Huge catalogue of ready to use applets geogebratube

Some of my favourite 'sketches'


Requirements - need java installed and ensure that your browser is java enabled.

Install and start GeoGebra on your computer.

Applet start - Open a fully functional GeoGebra applet in your web browser. Nothing will be installed on your computer. Good for working on unfamiliar computers provided you have an internet connection – should work on any computer!

Geogebra 4.2 Beta version with CAS

Geogebra 5 Beta version with 3D

Getting Started

Windows, Views, Toolbars

Objects - free, dependent, semi-dependent

Options - point capturing, labelling, font size

Sliders & Variables

Skewey Squares an activity to help students discover Pythagoras's Theorem.  Let's create a manipulative that will take the labour out of the task.

 Equable shapes - use sliders to change the length of a polygon and change the number of sides of an n-polygon.
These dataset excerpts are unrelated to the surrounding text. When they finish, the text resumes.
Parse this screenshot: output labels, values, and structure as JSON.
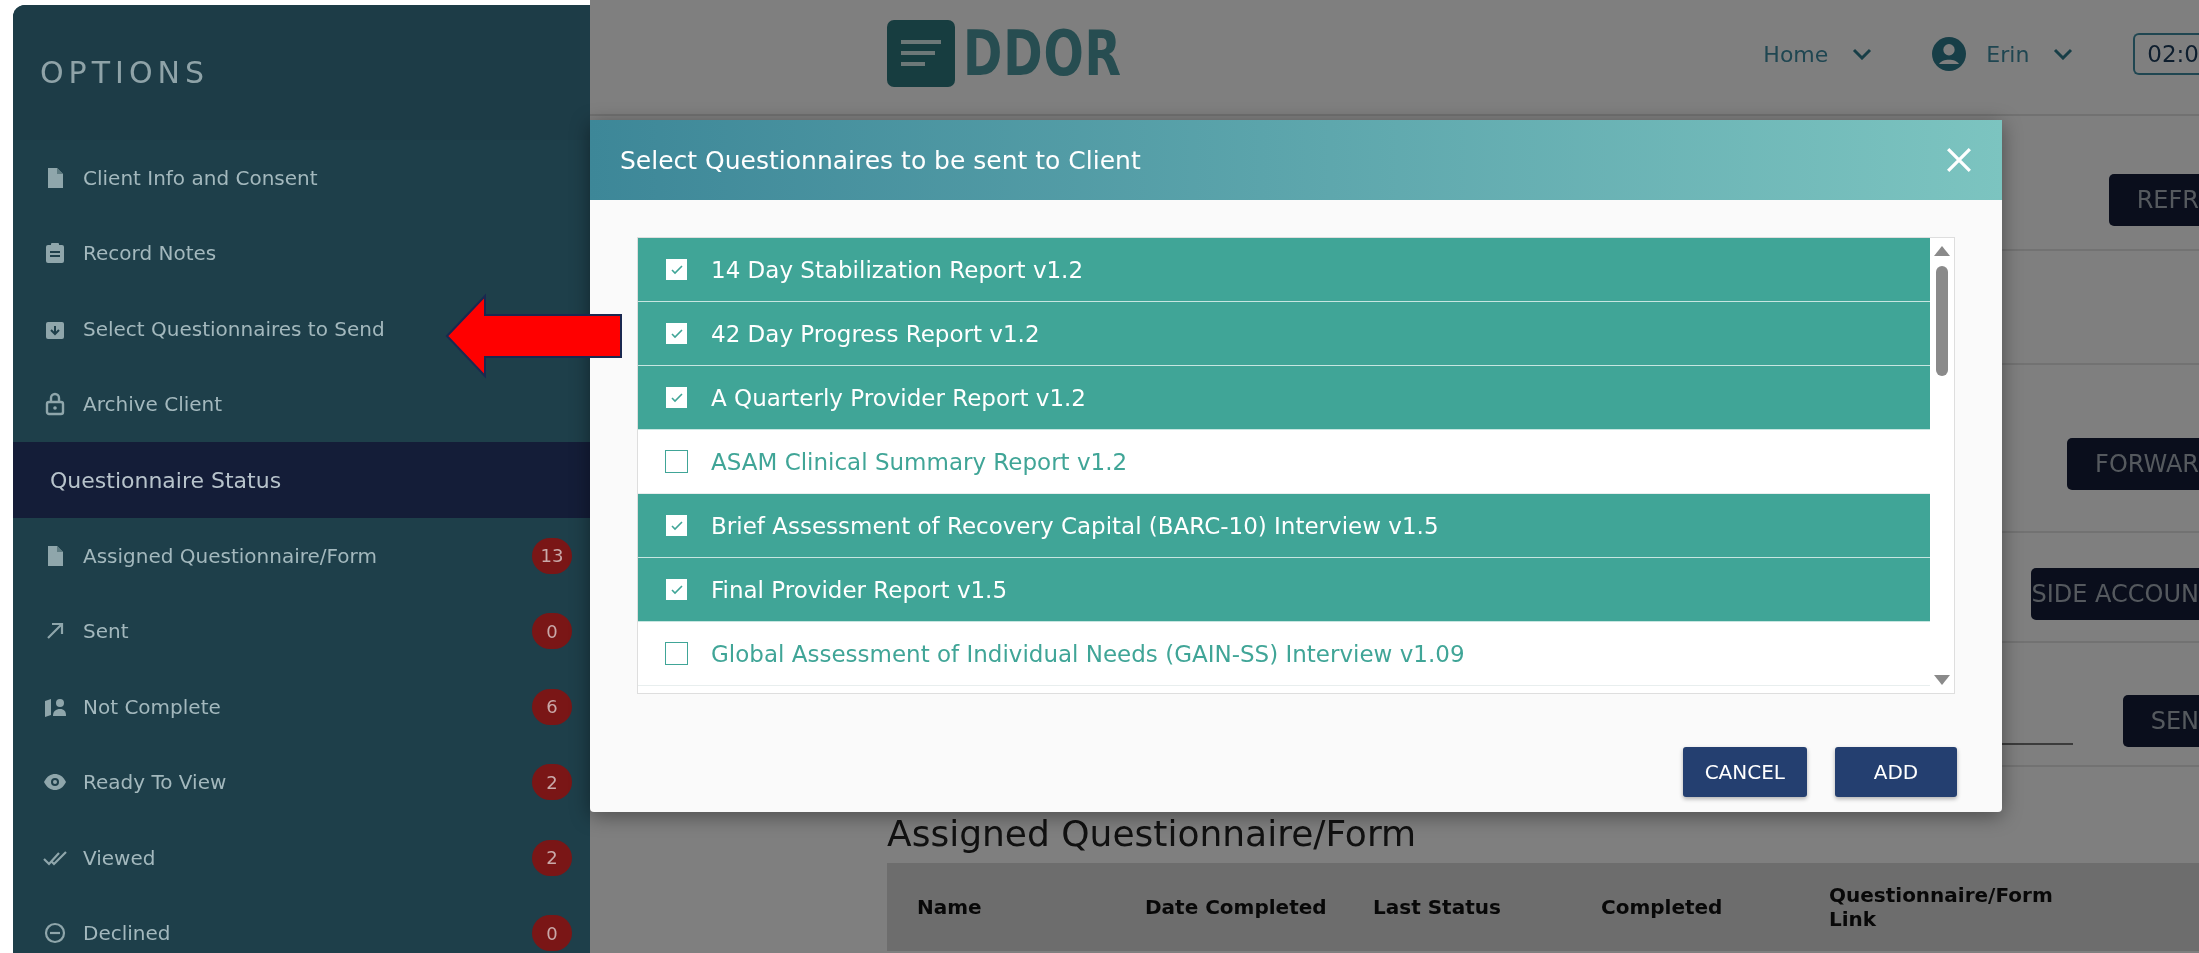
{
  "sidebar": {
    "title": "OPTIONS",
    "items": [
      {
        "label": "Client Info and Consent"
      },
      {
        "label": "Record Notes"
      },
      {
        "label": "Select Questionnaires to Send"
      },
      {
        "label": "Archive Client"
      }
    ],
    "section": "Questionnaire Status",
    "status_items": [
      {
        "label": "Assigned Questionnaire/Form",
        "count": "13"
      },
      {
        "label": "Sent",
        "count": "0"
      },
      {
        "label": "Not Complete",
        "count": "6"
      },
      {
        "label": "Ready To View",
        "count": "2"
      },
      {
        "label": "Viewed",
        "count": "2"
      },
      {
        "label": "Declined",
        "count": "0"
      }
    ]
  },
  "header": {
    "logo": "DDOR",
    "nav": [
      {
        "label": "Home",
        "kind": "menu"
      },
      {
        "label": "Erin",
        "kind": "user"
      }
    ],
    "time": "02:0"
  },
  "page": {
    "buttons": [
      "REFR",
      "FORWAR",
      "SIDE ACCOUN",
      "SEN"
    ],
    "heading": "Assigned Questionnaire/Form",
    "table": {
      "columns": [
        "Name",
        "Date Completed",
        "Last Status",
        "Completed",
        "Questionnaire/Form Link"
      ]
    }
  },
  "modal": {
    "title": "Select Questionnaires to be sent to Client",
    "items": [
      {
        "label": "14 Day Stabilization Report v1.2",
        "checked": true
      },
      {
        "label": "42 Day Progress Report v1.2",
        "checked": true
      },
      {
        "label": "A Quarterly Provider Report v1.2",
        "checked": true
      },
      {
        "label": "ASAM Clinical Summary Report v1.2",
        "checked": false
      },
      {
        "label": "Brief Assessment of Recovery Capital (BARC-10) Interview v1.5",
        "checked": true
      },
      {
        "label": "Final Provider Report v1.5",
        "checked": true
      },
      {
        "label": "Global Assessment of Individual Needs (GAIN-SS) Interview v1.09",
        "checked": false
      }
    ],
    "buttons": [
      "CANCEL",
      "ADD"
    ]
  }
}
Watch the following video for a reminder of the task

Need some help with Geogebra?  Watch the following

 Challenge - Inscribed Polygon

This is an extension task in which you will have to use the slider creatively.  The task is to produce an inscribed polygon to get an approximation for pi.  Watch the following video to find out what to do.


Geogebra deals with the obvious transformations in a simple manner.  You can embed them in webpages, wikis & moodle pages Naure's symmetry.

Sliders and animation can bring these transformations to life.

You can use screencam demonstration to ask animated questions.  Try some of the following


 Escher's Symmetry

Dynamic Text

There are a number of ways of creating dynamic text. Here I will show a Pythagoras' Theorem applet to show how useful it can be.

 Introduction to Trigonometry - Here is a figure to help students explore right-angled triangles.  Double click to open the geogebra file.  Add some dynamic text to show the ratio of opposite divided by hypotenuse.  Add some more text to show sin(angle).

Plotting Coordinates & Graphs

The following applet shows how geometry, algebra and graphing can be combined in the same geogebra applet

 Dancing Quadratic Can you produce the following graph?

Find some pictures and try to model the function e.g.  Modelling Quadratics

Looking for a challenge?  Try to produce a  Unit Circle like the one below.

Clue: to force Geogebra to show the correct angle as the triangle travels around the circle, try rotating a point from (1,0 about the origin through your slider angle and creating a sector (the shading helps the eye). I have used two graphics windows, but this can be done in one if you use radians (in my opinion the effect is not as good!)

Inputing Commands

A full list of commands are available on Geogebra help

Here is a file that shows the gradient of the exponential function using the command Derivative[ ]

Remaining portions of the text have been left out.